Madagascar prépare sa troisième Contribution Déterminée au niveau National (CDN3) face aux défis climatiques.

Fortement dépendante des ressources naturelles, l’économie rurale malgache demeure particulièrement exposée aux aléas climatiques. Les cyclones tropicaux, les sécheresses prolongées dans le Sud, les inondations récurrentes, ainsi que la dégradation des sols et des écosystèmes affectent directement la production agricole, l’élevage et, par conséquent, la sécurité alimentaire des populations.

Face à cette vulnérabilité accrue aux effets du changement climatique, Madagascar s’engage dans l’actualisation de sa Contribution Déterminée au niveau National (CDN) pour la période 2025-2030. Cette démarche vise à renforcer l’ambition climatique du pays tout en tenant compte de ses priorités de développement, notamment dans les secteurs stratégiques tels que l’agriculture, l’élevage et la pêche.

Dans ce contexte, le Ministère de l’Agriculture et de l’Élevage a participé activement à l’atelier national de consultation consacré à l’élaboration de la troisième Contribution Déterminée au niveau National (CDN3) de Madagascar, qui s’est tenu les 11 et 12 mars 2026 à Anosy.

Promouvoir une agriculture et un élevage adaptés au climat

Lors de l’atelier, le Ministère de l’Agriculture et de l’Élevage (MINAE) a mis l’accent sur la promotion de pratiques agricoles résilientes face au changement climatique, notamment à travers l’agroécologie, l’agroforesterie et l’agriculture intelligente face au climat.
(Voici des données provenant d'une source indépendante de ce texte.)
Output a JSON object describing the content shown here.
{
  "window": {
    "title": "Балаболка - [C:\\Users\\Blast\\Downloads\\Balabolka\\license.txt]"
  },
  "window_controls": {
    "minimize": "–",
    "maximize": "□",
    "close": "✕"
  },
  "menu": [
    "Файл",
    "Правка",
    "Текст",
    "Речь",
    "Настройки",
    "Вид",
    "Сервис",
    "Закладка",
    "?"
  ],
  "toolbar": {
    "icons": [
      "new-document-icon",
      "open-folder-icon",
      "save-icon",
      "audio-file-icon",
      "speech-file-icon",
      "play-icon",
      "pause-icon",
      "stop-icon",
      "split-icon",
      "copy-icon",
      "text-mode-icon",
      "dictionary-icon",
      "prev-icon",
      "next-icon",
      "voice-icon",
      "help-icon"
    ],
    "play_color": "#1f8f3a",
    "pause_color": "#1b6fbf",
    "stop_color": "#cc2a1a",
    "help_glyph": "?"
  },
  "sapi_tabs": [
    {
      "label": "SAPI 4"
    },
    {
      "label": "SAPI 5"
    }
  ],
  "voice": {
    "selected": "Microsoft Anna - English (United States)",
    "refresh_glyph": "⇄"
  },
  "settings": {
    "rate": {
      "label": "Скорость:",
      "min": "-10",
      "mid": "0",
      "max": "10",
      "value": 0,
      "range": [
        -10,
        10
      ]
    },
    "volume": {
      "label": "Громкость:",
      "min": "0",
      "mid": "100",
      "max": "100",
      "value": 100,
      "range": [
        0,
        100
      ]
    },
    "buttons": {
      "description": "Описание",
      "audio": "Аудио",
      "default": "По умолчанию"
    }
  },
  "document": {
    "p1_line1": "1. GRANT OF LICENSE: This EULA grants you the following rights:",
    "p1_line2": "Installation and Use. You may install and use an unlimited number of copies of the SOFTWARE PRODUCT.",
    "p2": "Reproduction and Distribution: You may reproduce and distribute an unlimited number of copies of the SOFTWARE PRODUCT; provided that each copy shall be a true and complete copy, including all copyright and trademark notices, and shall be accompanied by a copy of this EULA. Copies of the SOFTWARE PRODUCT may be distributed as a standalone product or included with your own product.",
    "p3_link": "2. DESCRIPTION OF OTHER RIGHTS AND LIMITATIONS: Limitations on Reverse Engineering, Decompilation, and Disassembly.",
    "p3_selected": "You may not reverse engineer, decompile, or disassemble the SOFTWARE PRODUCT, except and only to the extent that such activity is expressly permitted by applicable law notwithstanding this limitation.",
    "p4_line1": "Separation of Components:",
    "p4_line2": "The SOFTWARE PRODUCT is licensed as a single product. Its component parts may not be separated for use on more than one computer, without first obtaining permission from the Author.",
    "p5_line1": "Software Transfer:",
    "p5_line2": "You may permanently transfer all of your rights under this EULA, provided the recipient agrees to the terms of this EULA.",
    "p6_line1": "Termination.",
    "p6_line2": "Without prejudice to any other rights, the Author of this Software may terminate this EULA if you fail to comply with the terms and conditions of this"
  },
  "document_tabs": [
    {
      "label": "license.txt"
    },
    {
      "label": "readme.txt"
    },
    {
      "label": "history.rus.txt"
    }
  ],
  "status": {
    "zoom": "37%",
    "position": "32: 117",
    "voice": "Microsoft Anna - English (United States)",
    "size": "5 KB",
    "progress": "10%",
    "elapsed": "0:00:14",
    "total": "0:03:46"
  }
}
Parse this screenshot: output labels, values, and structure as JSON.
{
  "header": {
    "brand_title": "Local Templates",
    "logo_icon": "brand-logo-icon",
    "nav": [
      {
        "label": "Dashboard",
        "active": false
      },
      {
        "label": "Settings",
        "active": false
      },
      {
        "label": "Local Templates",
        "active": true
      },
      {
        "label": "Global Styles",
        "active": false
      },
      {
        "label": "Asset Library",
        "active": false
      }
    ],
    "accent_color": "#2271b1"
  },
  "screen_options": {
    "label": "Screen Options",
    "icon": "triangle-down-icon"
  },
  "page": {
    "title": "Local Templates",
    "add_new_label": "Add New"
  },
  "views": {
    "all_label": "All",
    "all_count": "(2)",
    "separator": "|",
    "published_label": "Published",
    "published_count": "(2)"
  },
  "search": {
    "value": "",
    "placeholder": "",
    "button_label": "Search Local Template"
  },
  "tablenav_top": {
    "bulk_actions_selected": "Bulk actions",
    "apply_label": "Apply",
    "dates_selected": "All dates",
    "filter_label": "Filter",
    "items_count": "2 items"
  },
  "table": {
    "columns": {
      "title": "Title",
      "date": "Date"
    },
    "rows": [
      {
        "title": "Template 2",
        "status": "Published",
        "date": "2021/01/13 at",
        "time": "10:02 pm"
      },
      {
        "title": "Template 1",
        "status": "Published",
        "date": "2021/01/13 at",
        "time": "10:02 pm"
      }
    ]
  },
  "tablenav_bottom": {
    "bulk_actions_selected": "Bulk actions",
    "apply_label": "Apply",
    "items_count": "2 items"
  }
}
Ces approches permettent d’accroître la productivité tout en préservant les ressources naturelles.

La gestion durable de l’élevage, de la pêche et de l’aquaculture constitue également un axe majeur pour renforcer la résilience des systèmes de production, tout en contribuant à la réduction des émissions de gaz à effet de serre dans le secteur agricole.

Par ailleurs, la gestion durable des terres et de l’eau, ainsi que la protection et la restauration des écosystèmes, apparaissent comme des conditions essentielles pour préserver les bases de la production agricole et garantir la durabilité des systèmes alimentaires.

Une mobilisation nationale et multi-acteurs

La consultation nationale a rassemblé différentes institutions, notamment des ministères sectoriels, des institutions publiques, des autorités locales, des chercheurs, des organisations de la société civile, des organisations paysannes, le secteur privé ainsi que des partenaires techniques et financiers.

Cette démarche participative vise à consolider les propositions issues des consultations régionales déjà réalisées et à construire un consensus national autour des priorités climatiques du pays.

Au terme des travaux, les contributions recueillies permettront d’identifier des mesures d’adaptation et d’atténuation réalistes, ainsi que les besoins en financement, en technologies et en renforcement des capacités nécessaires à leur mise en œuvre.